Кабинет Ильича помещался на 3-м этаже здания Судебных постановлений. В нем было три двери. Одна – в коридор, связывавший кабинет и приемную председателя СНК с его квартирой. Другая – против стола Ильича, вела в приемную секретарей. Третья находилась за его спиной – в аппаратную. Через нее в любое время суток к Ленину могли войти только Яков и ФЭД. Входя в кабинет, он неизменно видел перед собою склонившуюся над письменным столом, на котором размещалась большая страна, как распятая на колке сохнущая шкурка, эту знакомую голову, перемалывающую в звездную пыль огромные планетарные системы, а ее то и дело, как справедливо заметил Осинский, загружали «вермишельными делами», вроде того, выпустить ли поэта Блока в Финляндию, отдать ли Наркомзему «Боярский двор», разбором свар между Орджо и Мдивани, Сталиным и Троцким, да и сам Ильич то и дело ввязывался в мелочевку, бродил ночью по Тайницкому саду, чтобы выяснить, кто из работников Кремля допоздна жжет электричество, которое надо экономить… Слишком многое видели эти полузакрытые глаза с запавшими веками, столько зрелищ вобрал в себя безотказный зрачок, что с ним не смогли бы справиться и могильные черви!

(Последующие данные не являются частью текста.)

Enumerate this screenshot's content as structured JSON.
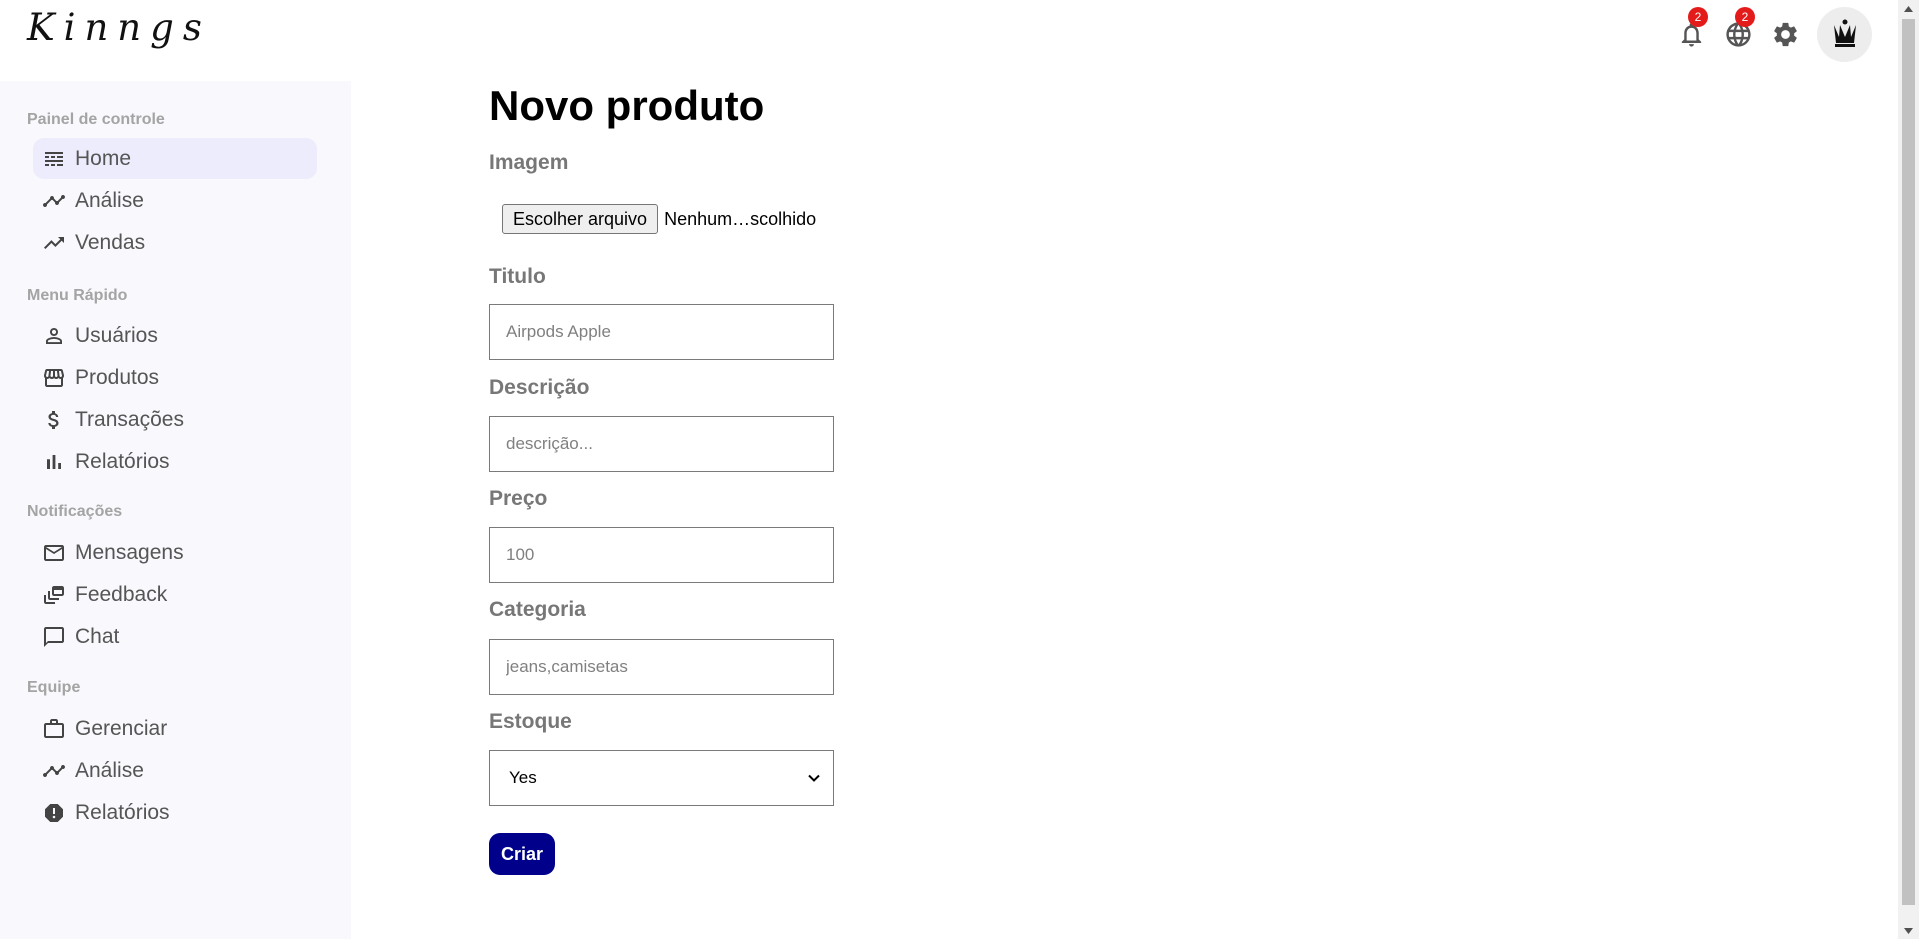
{
  "app": {
    "logo": "Kinngs"
  },
  "header": {
    "notifications_badge": "2",
    "language_badge": "2"
  },
  "sidebar": {
    "sections": [
      {
        "title": "Painel de controle",
        "items": [
          {
            "label": "Home",
            "icon": "dashboard-icon",
            "active": true
          },
          {
            "label": "Análise",
            "icon": "timeline-icon"
          },
          {
            "label": "Vendas",
            "icon": "trending-up-icon"
          }
        ]
      },
      {
        "title": "Menu Rápido",
        "items": [
          {
            "label": "Usuários",
            "icon": "person-icon"
          },
          {
            "label": "Produtos",
            "icon": "storefront-icon"
          },
          {
            "label": "Transações",
            "icon": "dollar-icon"
          },
          {
            "label": "Relatórios",
            "icon": "bar-chart-icon"
          }
        ]
      },
      {
        "title": "Notificações",
        "items": [
          {
            "label": "Mensagens",
            "icon": "mail-icon"
          },
          {
            "label": "Feedback",
            "icon": "dynamic-feed-icon"
          },
          {
            "label": "Chat",
            "icon": "chat-bubble-icon"
          }
        ]
      },
      {
        "title": "Equipe",
        "items": [
          {
            "label": "Gerenciar",
            "icon": "briefcase-icon"
          },
          {
            "label": "Análise",
            "icon": "timeline-icon"
          },
          {
            "label": "Relatórios",
            "icon": "report-icon"
          }
        ]
      }
    ]
  },
  "form": {
    "title": "Novo produto",
    "image_label": "Imagem",
    "file_button": "Escolher arquivo",
    "file_status": "Nenhum…scolhido",
    "title_label": "Titulo",
    "title_placeholder": "Airpods Apple",
    "description_label": "Descrição",
    "description_placeholder": "descrição...",
    "price_label": "Preço",
    "price_placeholder": "100",
    "category_label": "Categoria",
    "category_placeholder": "jeans,camisetas",
    "stock_label": "Estoque",
    "stock_value": "Yes",
    "submit_label": "Criar"
  },
  "colors": {
    "primary": "#00008b",
    "sidebar_bg": "#f8f8fd",
    "active_item_bg": "#ececfd",
    "badge": "#e41b1b"
  }
}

Перед смертью Ильич костенеющей рукой все указывал на глаз офтальмологу Авербаху, мол, глаза болят, материя расползается талым мартовским следом, соскальзывает с гвоздя, как шуба с переполненной вешалки, и сколь ни схватывай ее суровыми нитками – она рвется в небытие, прочь от засвеченной явочной жизни, от пустых сот календарей. Против этого ФЭД решительно возражал. Он уже принял кое-какие меры. Этой смерти он не позволит рассыпаться в прах, уж слишком она огромна для того, чтобы ее поглотила земля.